Reading thru a number of zines I find their response to Sept 11th and its aftermath to be pretty disappointing. Of course the reasons given by the media to justify war (v. Iraq) were pretty feeble but that’s because they didn’t DARE tell the truth as it was/is too explosive and would have raised angry questions about the extent of the power of the Israeli lobby as well as leading to the naming France and Russia as being part of the ‘axis of evil’. (as for their backing of Saddam that can be dismissed by saying ‘that was then – this is now’). The REAL scenario Blair faced was this: the sanctions regime was crumbling and would soon be unenforceable leaving Saddam free to import whatever weapons material he wanted (from France Russia and many other countries). Not that it would have got him anywhere as sooner or later Iraq would have been obliterated in a massive Isreali pre-emptive strike (Saddam being the enemy of Israel and Iran – not Britain or America). However this would have inflamed the ‘Arab street’ and forced the Gulf monarchs to punish us (for being the chief ‘friends of Israel’) by not buying American and British weapons + consumer goods.

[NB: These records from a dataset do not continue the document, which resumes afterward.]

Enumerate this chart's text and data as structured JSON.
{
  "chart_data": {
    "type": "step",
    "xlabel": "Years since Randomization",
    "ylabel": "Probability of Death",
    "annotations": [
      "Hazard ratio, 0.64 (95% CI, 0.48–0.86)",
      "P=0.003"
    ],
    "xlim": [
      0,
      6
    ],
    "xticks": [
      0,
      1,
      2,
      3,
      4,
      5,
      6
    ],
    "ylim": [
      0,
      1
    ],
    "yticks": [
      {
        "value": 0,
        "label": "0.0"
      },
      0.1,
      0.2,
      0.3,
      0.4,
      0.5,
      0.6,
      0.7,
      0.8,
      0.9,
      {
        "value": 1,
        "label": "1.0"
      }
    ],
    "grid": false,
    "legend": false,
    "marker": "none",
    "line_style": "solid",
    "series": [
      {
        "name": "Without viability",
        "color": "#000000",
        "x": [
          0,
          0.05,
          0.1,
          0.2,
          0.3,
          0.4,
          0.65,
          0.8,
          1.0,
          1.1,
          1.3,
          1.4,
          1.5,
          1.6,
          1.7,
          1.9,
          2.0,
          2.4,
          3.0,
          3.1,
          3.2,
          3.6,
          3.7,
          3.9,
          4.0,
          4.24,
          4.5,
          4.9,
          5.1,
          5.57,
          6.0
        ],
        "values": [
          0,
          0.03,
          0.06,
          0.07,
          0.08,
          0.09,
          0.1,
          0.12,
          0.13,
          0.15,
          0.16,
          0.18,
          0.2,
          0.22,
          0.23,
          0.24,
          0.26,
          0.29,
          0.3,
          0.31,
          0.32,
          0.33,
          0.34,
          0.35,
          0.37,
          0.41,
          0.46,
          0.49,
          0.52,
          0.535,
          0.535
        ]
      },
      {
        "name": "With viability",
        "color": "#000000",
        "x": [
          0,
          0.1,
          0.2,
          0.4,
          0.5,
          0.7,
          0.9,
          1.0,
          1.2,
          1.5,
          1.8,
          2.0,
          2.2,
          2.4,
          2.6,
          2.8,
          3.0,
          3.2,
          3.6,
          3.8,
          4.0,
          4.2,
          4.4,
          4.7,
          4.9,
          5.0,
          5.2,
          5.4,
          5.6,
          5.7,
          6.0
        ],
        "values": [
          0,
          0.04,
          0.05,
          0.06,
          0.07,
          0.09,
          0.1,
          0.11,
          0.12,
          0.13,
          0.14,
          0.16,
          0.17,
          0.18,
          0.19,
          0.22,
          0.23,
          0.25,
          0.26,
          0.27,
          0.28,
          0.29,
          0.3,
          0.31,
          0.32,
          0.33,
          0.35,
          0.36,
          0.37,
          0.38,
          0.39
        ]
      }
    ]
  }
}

It’s true this was not ‘all about oil’ – it was about oil WEALTH (as Blair in particular, needs Arab money to finance his pet projects). As a war about peace, this war was a dismal failure as the world is no more peaceful now than it was before the war.

However as a war to neutralize Iraq it was a great success as there is now nobody in Iraq for France or Russia to sell WMD’s to. Whatever we are told, Saddam’s Iraq was a regional problem to be DEALT with by the region. However this would have left Iraq outside the control of Bush and Blair (or the money men and powerbrokers who stand behind them).




As for the ‘future of punk’ the point to be made here is that punk itself was/is part of a long tradition that can be traced back to the 1930’s when actors like Frankie Darro and John Garfield played ‘punkish’ characters in the (American) social conscience drama’s of the period.  The term ‘punk’ of course was an American one for young street hoodlum and the original punk rock started as an American attempt to out‘stone’ the Rolling Stones. None of these bands though had any political gripes – that was provided by another (U.S.) 60s trend, the folk protest movement before that the ‘statements’ were made by artists, writers, poets etc.

I’d have thought the problems facing (UK) punk are the same as they’ve always been, starting with low demographics, even in its heyday punk was a minority taste. Then there is the workings of the British pop process (described here by one of the Moody Blues 70s pomp rockers Finally there was the emergence f other forms of ‘rebel’ music. Back in the late 70s punk was pretty much the only rebel music/scene on offer, now there’s rap, rave, indie etc EVERYBODY’s a rebel these days... Which leaves.. well, the only real option open to punk (the only real option there has always been for ‘youth culture’) It strikes me that most people involved in ‘punk’ are pretty satisfied with their (and its) present level and don’t WANT to take it any further.